What appeals to children about the book is the scatological reversal of values (Bogey graffiti consists of grave philosophical statements; their food shops are darker and dirtier than their houses, etc). Its netherword scenes set in a strikingly bile green, snot dripping cavern (designer: Claire Lyth), the adaptation has, of necessity, to jettison one of the book's larger contrasts (that the Bogeys, who make things go bump in the night when they sneak up to our world, are all gentle apathy in theirs). But it creates some nifty inversions of its own and the first half comes alive when a group of rebellious Bogey teenagers sing and dance with towels to the "Rockabogey Boogie" ("I'm gonna take a shower / I'm gonna wash my feet") and stare in wonder at a hardcore video nicey of a gardening programme.

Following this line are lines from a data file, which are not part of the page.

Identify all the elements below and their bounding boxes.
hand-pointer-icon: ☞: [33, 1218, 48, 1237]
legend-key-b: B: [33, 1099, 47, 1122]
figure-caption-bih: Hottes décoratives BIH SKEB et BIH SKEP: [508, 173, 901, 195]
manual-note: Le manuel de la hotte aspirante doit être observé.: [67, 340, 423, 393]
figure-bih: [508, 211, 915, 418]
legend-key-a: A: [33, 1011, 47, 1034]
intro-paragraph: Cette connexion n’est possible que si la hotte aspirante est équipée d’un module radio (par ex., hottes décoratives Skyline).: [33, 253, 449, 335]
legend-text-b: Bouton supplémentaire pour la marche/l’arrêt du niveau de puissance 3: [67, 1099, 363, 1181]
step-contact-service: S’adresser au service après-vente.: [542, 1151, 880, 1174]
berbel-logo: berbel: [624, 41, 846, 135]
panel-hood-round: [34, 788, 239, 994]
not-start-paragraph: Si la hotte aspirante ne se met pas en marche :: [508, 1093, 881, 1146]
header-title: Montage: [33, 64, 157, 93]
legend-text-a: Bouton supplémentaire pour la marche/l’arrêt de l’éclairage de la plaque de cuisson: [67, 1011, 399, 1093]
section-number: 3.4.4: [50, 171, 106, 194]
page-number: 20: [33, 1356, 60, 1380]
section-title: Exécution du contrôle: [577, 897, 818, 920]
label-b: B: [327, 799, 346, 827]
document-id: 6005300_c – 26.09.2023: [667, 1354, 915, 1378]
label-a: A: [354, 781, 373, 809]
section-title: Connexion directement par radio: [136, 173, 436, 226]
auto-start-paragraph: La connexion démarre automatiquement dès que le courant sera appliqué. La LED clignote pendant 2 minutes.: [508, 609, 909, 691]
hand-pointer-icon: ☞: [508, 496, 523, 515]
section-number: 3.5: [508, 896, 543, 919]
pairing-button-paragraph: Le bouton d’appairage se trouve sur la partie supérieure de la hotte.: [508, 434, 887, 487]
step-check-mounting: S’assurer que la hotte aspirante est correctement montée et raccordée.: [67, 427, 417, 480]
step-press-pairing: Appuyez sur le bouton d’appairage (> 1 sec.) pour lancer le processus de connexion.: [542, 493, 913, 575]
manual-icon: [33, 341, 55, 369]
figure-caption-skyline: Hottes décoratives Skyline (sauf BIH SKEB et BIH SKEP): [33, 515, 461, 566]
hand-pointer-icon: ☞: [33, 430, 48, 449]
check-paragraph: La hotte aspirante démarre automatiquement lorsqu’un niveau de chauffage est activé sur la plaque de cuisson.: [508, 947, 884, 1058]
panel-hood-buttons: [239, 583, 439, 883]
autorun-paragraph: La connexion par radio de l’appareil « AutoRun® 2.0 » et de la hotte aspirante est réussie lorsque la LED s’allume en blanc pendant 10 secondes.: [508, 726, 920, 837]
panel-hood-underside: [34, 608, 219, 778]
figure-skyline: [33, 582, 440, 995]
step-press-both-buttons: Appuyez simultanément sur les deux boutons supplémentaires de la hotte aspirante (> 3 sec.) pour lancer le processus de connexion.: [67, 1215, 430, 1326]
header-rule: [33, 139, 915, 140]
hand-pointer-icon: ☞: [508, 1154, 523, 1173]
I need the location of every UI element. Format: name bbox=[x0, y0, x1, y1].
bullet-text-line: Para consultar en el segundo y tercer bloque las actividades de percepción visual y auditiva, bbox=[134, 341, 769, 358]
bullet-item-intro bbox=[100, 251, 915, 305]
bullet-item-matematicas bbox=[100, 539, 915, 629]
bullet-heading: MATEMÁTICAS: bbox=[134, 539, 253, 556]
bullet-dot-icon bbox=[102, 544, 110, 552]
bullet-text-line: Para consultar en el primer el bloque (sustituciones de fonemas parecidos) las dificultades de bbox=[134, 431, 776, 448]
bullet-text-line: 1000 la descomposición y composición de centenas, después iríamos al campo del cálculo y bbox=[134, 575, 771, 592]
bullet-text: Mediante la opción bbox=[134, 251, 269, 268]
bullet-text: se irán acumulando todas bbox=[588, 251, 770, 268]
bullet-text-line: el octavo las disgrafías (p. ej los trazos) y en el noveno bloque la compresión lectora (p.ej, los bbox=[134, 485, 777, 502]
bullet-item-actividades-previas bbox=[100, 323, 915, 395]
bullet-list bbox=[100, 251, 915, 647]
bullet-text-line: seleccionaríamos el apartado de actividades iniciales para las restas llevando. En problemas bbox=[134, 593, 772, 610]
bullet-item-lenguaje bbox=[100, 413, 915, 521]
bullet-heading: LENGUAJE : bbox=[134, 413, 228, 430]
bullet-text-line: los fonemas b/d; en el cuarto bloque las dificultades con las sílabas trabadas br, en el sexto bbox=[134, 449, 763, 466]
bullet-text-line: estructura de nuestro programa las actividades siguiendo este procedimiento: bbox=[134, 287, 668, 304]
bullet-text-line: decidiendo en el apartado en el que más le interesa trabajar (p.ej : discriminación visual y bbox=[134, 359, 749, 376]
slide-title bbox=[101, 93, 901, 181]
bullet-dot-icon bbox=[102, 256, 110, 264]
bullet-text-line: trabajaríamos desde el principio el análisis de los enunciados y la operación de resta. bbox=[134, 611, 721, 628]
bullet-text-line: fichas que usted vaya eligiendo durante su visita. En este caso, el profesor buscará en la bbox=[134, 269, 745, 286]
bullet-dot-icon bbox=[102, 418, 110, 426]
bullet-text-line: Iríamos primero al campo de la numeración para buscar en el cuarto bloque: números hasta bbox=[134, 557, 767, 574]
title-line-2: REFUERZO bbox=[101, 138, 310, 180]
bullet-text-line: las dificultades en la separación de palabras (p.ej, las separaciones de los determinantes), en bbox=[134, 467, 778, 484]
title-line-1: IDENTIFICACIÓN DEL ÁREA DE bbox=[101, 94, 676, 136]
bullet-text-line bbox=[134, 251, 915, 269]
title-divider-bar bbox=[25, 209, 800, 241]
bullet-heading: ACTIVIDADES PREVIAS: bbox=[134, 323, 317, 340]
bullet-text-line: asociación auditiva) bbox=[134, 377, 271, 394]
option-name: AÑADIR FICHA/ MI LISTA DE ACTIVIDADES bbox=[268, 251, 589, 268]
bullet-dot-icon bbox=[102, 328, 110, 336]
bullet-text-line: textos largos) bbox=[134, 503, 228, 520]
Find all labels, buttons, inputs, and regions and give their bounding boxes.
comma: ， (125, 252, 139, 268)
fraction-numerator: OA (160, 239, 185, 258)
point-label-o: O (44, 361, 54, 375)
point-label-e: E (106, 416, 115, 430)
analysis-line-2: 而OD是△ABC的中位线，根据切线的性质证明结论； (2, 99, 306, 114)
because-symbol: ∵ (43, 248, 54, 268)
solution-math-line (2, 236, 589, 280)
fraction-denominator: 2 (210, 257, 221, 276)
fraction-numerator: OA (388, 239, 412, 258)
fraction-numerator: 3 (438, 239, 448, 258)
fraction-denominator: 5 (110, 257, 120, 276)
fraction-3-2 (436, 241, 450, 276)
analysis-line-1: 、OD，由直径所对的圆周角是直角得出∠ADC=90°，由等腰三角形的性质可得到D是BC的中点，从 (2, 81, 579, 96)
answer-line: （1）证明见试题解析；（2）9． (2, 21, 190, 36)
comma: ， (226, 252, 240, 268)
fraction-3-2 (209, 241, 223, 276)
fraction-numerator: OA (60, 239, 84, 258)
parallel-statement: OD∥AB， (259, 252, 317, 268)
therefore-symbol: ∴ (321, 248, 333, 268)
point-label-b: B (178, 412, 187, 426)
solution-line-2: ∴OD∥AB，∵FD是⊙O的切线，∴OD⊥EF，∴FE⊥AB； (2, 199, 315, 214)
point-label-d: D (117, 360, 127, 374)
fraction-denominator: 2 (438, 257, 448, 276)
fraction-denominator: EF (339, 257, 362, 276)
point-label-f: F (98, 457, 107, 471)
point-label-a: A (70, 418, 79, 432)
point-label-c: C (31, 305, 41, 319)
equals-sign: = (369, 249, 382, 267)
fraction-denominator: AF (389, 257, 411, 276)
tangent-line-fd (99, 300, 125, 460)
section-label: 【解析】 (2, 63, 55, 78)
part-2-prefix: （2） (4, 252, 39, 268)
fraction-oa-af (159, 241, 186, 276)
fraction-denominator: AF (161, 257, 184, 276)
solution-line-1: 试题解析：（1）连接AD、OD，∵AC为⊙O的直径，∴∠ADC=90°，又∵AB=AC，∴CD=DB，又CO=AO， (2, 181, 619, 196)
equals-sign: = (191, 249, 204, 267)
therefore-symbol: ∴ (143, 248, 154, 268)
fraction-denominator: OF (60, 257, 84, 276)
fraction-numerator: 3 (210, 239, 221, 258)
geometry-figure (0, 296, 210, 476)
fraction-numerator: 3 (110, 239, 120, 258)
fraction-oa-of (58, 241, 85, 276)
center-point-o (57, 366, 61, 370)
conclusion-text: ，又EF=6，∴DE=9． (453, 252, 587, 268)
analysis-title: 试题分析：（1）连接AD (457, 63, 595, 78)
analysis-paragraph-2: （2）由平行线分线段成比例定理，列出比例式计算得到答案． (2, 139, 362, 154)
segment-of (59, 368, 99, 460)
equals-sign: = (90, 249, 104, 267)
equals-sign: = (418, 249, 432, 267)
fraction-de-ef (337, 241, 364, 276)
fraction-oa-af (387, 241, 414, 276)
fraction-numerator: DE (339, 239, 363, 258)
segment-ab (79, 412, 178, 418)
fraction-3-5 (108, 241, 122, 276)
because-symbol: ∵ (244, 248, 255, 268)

Conjuring up visions of a world where you'd go behind the bike sheds to indulge in Harpic abuse, this idea of covert deviation from Bogeydom's norms has a good deal of dramatic potential. Provided it's handled coherently, that is, which fails to happen here. On the one hand, Bogeydom is presented as a repressive state where Mac MacDonald's Fungus, bowed down with his mid-life crisis in a posture achingly evocative of lavatories, is forced to undergo corrective therapy in a barrel of putrid muck when the authorities discover he has a fetish for toilet paper. On the other hand, he's cheered on for "Braving the light / To do what is right" when he ventures above ground to rescue his little son Mould (Tracy Harper) from a human hospital where he's been treated after a road accident. What had happened, my five-year-old companion wanted to know, to the teenage rebels who had coaxed Mould up? Had they all had road accidents too? And weren't they supposed to be goodies? Children are not slow to spot a fudge.

The music by Mike Carter and Corin Buckeridge has some nice farty trombone work and ranges from atmospheric dissonance to pop pastiche without being catchy or memorable. Ken Campbell's staging has lapses into the execrable, the fights and the chases feeble beyond belief and, in a dismal cop out, Fungus's climactic climb to the surface scarcely shown. The scene in the Bogey library suggests that on that culture's reading list are such volumes as Cider with Bogey and The Collected Works of John Dung. Indeed, there are times when you feel that this show could be alternatively titled Slime and Punishment.